Hillary Clinton’s defenders do not lack for excuses. As the autopsies of the Clinton campaign are concluded, however, the Clinton guard has grown increasingly frantic in its efforts to blame-shift. For former Clinton campaign chairman John Podesta, “media” bear the brunt of the blame for losing 2,564 of America’s 3,141 counties. “The media always covered her as the person who would be president and therefore tried to eviscerate her before the election,” Podesta said of his candidate, “but covered Trump who was someone who was entertaining and sort of gave him a pass.”
According to outgoing Democratic Senate Minority Leader Harry Reid, it was FBI Director James Comey who cost Clinton the election. “Had he not written that letter a week or so before the election, she would have won,” Reid said. “That letter,” of course, refers to a dispatch informing Congress that the FBI had new information indicating the possibility Clinton’s secret server might have been compromised.
Liberal blogs tell us that America’s latent prejudices were responsible for the Democratic Party’s defenestration at virtually all levels of government. “Some form of conscious or unconscious sexism must have played some role in why she was seen as the less trustworthy candidate when practically every word out of her opponent’s mouth was a lie,” opined The Daily Beast’s Jonathan Alter.
Clinton allies have blamed her loss on Russian intervention in the American election, third party candidates, “voter suppression,” Bill Clinton, and, most recently, a typo in an internal campaign email. All of these explanations are unsatisfying because they are insufficient. None of them fully explains why Clinton so undershot her polling in places like Wisconsin, Pennsylvania, and Michigan. A Politico exposé examining the Clinton campaign’s strategic failures in Michigan goes a long way toward explaining what really went so wrong.
The piece demonstrates how the Clinton campaign overthought its strategy. They refused to allow union organizers to campaign in Michigan, preferring instead to keep them parked in Iowa to “fool” the Trump campaign into thinking the Hawkeye State was competitive. In so doing, Clinton’s campaign team ignored desperate pleas for support from Michigan organizers who knew Clinton support in their state was softer than Democratic models suggested.
The story details how Clinton supporters appeared at local offices asking to help canvas for the Democrat or put up yard signs, only to be rebuffed. Door-knockers were not provided with standard devices to log their interactions with voters. Portfolios indicating rising support for Trump among white male union members were discarded. DNC funds marked for late-stage advertising purchases to shore up the urban minority vote were “dumped” in cities like Chicago and New Orleans where they would have no effect on the electoral outcome.
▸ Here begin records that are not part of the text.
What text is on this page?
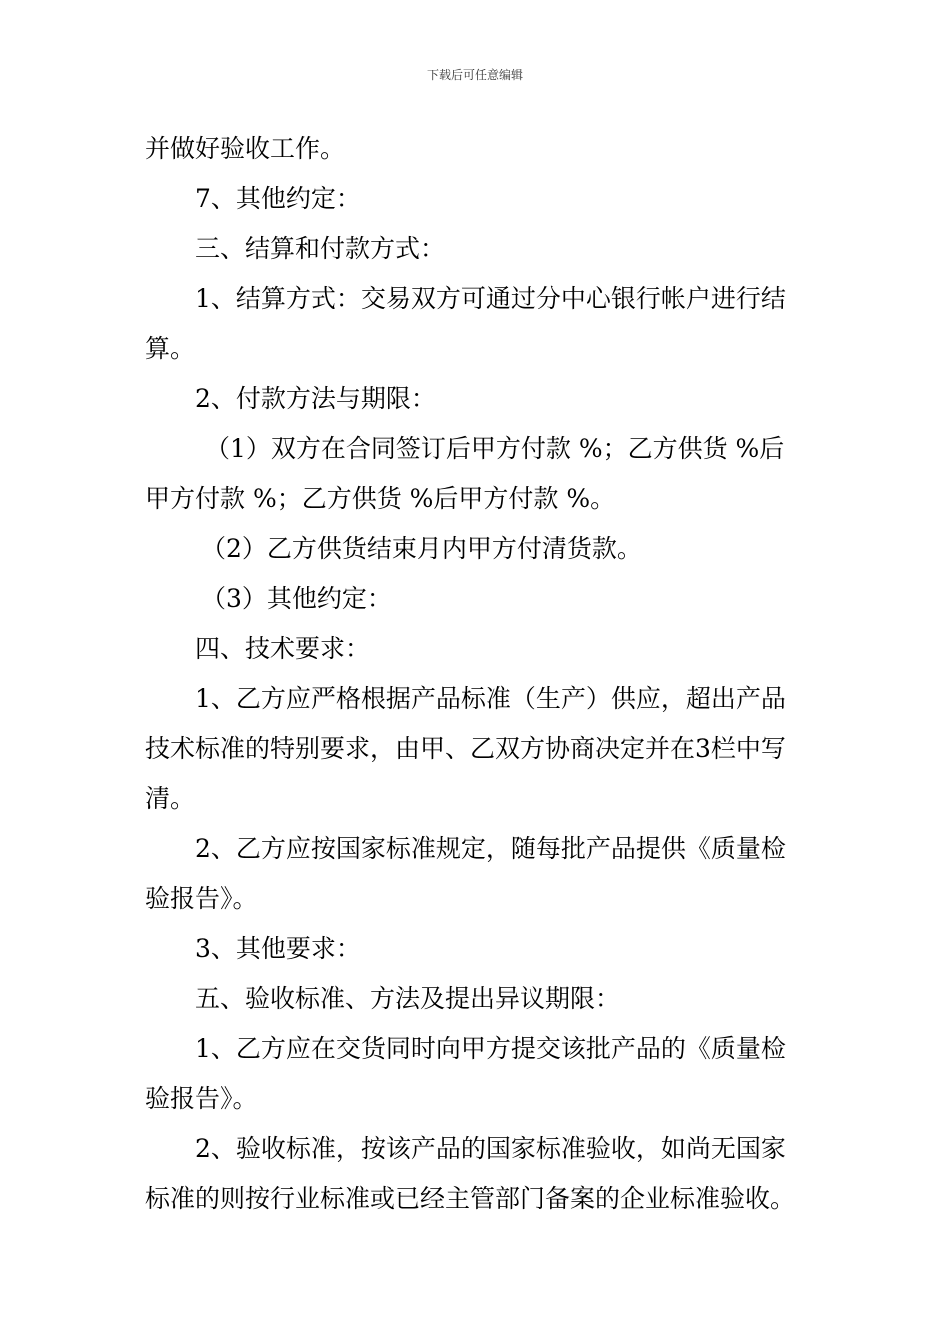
下载后可任意编辑
并做好验收工作。
7、其他约定：
三、结算和付款方式：
1、结算方式：交易双方可通过分中心银行帐户进行结
算。
2、付款方法与期限：
（1）双方在合同签订后甲方付款 %；乙方供货 %后
甲方付款 %；乙方供货 %后甲方付款 %。
（2）乙方供货结束月内甲方付清货款。
（3）其他约定：
四、技术要求：
1、乙方应严格根据产品标准（生产）供应，超出产品
技术标准的特别要求，由甲、乙双方协商决定并在3栏中写
清。
2、乙方应按国家标准规定，随每批产品提供《质量检
验报告》。
3、其他要求：
五、验收标准、方法及提出异议期限：
1、乙方应在交货同时向甲方提交该批产品的《质量检
验报告》。
2、验收标准，按该产品的国家标准验收，如尚无国家
标准的则按行业标准或已经主管部门备案的企业标准验收。
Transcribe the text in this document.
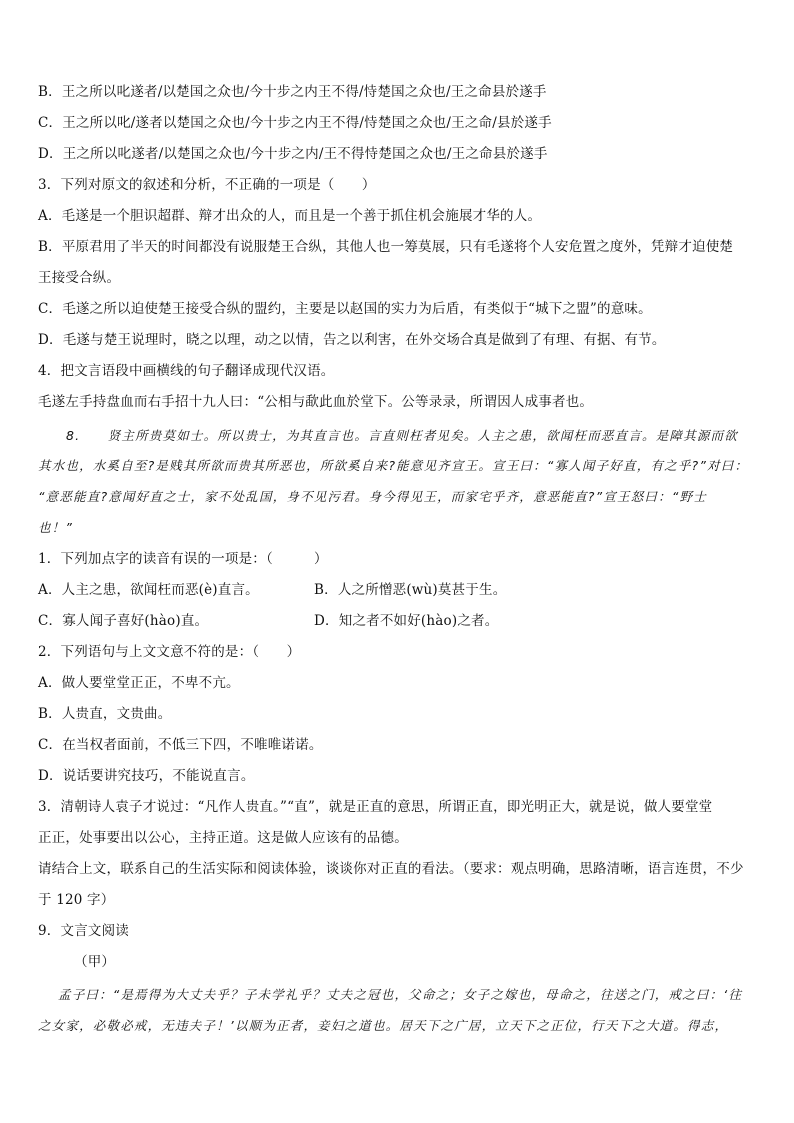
B．王之所以叱遂者/以楚国之众也/今十步之内王不得/恃楚国之众也/王之命县於遂手
C．王之所以叱/遂者以楚国之众也/今十步之内王不得/恃楚国之众也/王之命/县於遂手
D．王之所以叱遂者/以楚国之众也/今十步之内/王不得恃楚国之众也/王之命县於遂手
3．下列对原文的叙述和分析，不正确的一项是（　　）
A．毛遂是一个胆识超群、辩才出众的人，而且是一个善于抓住机会施展才华的人。
B．平原君用了半天的时间都没有说服楚王合纵，其他人也一筹莫展，只有毛遂将个人安危置之度外，凭辩才迫使楚
王接受合纵。
C．毛遂之所以迫使楚王接受合纵的盟约，主要是以赵国的实力为后盾，有类似于“城下之盟”的意味。
D．毛遂与楚王说理时，晓之以理，动之以情，告之以利害，在外交场合真是做到了有理、有据、有节。
4．把文言语段中画横线的句子翻译成现代汉语。
毛遂左手持盘血而右手招十九人曰：“公相与歃此血於堂下。公等录录，所谓因人成事者也。
8.　　贤主所贵莫如士。所以贵士，为其直言也。言直则枉者见矣。人主之患，欲闻枉而恶直言。是障其源而欲
其水也，水奚自至?是贱其所欲而贵其所恶也，所欲奚自来?能意见齐宣王。宣王曰：“寡人闻子好直，有之乎?”对曰：
“意恶能直?意闻好直之士，家不处乱国，身不见污君。身今得见王，而家宅乎齐，意恶能直?”宣王怒曰：“野士
也！”
1．下列加点字的读音有误的一项是：（　　　）
A．人主之患，欲闻枉而恶(è)直言。	B．人之所憎恶(wù)莫甚于生。
C．寡人闻子喜好(hào)直。	D．知之者不如好(hào)之者。
2．下列语句与上文文意不符的是：（　　）
A．做人要堂堂正正，不卑不亢。
B．人贵直，文贵曲。
C．在当权者面前，不低三下四，不唯唯诺诺。
D．说话要讲究技巧，不能说直言。
3．清朝诗人袁子才说过：“凡作人贵直。”“直”，就是正直的意思，所谓正直，即光明正大，就是说，做人要堂堂
正正，处事要出以公心，主持正道。这是做人应该有的品德。
请结合上文，联系自己的生活实际和阅读体验，谈谈你对正直的看法。（要求：观点明确，思路清晰，语言连贯，不少
于 120 字）
9．文言文阅读
（甲）
孟子曰：“是焉得为大丈夫乎？子未学礼乎？丈夫之冠也，父命之；女子之嫁也，母命之，往送之门，戒之曰：‘往
之女家，必敬必戒，无违夫子！’以顺为正者，妾妇之道也。居天下之广居，立天下之正位，行天下之大道。得志，
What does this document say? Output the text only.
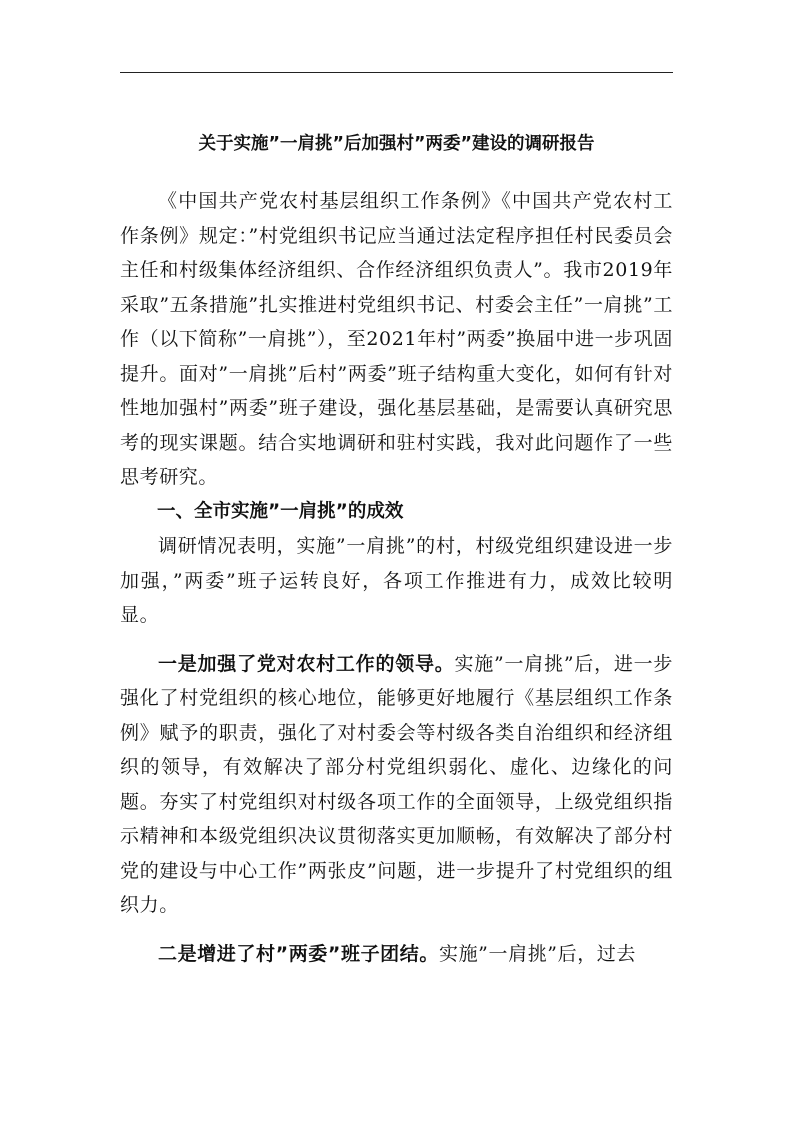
关于实施”一肩挑”后加强村”两委”建设的调研报告

《中国共产党农村基层组织工作条例》《中国共产党农村工作条例》规定：”村党组织书记应当通过法定程序担任村民委员会主任和村级集体经济组织、合作经济组织负责人”。我市2019年采取”五条措施”扎实推进村党组织书记、村委会主任”一肩挑”工作（以下简称”一肩挑”），至2021年村”两委”换届中进一步巩固提升。面对”一肩挑”后村”两委”班子结构重大变化，如何有针对性地加强村”两委”班子建设，强化基层基础，是需要认真研究思考的现实课题。结合实地调研和驻村实践，我对此问题作了一些思考研究。

一、全市实施”一肩挑”的成效

调研情况表明，实施”一肩挑”的村，村级党组织建设进一步加强，”两委”班子运转良好，各项工作推进有力，成效比较明显。

一是加强了党对农村工作的领导。实施”一肩挑”后，进一步强化了村党组织的核心地位，能够更好地履行《基层组织工作条例》赋予的职责，强化了对村委会等村级各类自治组织和经济组织的领导，有效解决了部分村党组织弱化、虚化、边缘化的问题。夯实了村党组织对村级各项工作的全面领导，上级党组织指示精神和本级党组织决议贯彻落实更加顺畅，有效解决了部分村党的建设与中心工作”两张皮”问题，进一步提升了村党组织的组织力。

二是增进了村”两委”班子团结。实施”一肩挑”后，过去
“It was arrogance,” a “battleground state operative” told the Huffington Post’s Sam Stein, “arrogance that they were going to win. That this was all wrapped up.” The Clinton campaign was similarly dismissive of the cries for assistance coming from their allies in Wisconsin (a state she declined to visit even once in the campaign). Clinton’s Brooklyn-based headquarters reportedly balked at a request for $1 million to fund a get-out-the-vote effort, arguing that local labor organizations had the state covered. Another operative told Stein that Pennsylvania was similarly mismanaged, not because the Clinton team did not have a large footprint there but because they were targeting Democrats and not swing or first-time voters.
“This was a perfectly logical strategic decision, considering the massive voter registration advantage that Democrats enjoy in the state,” Stein wrote. “But it meant that the Clinton campaign wasn’t able to anticipate the surge in Trump support in the rural areas because they weren’t having conversations with voters there.”
Clinton’s loss can be attributed to many factors. No one explanation for her failure is sufficient. But Democrats engaged in a self-serving exercise to transfer blame from their own failures cannot escape criticism for long. Eventually, Democrats will tire of blaming everyone but Clinton and her team for losing to someone even more unpopular than she. The anecdotes of betrayal and foreign intervention will fade into history, and all that will be left in the minds of most Americans will be a bad candidate and her bad campaign.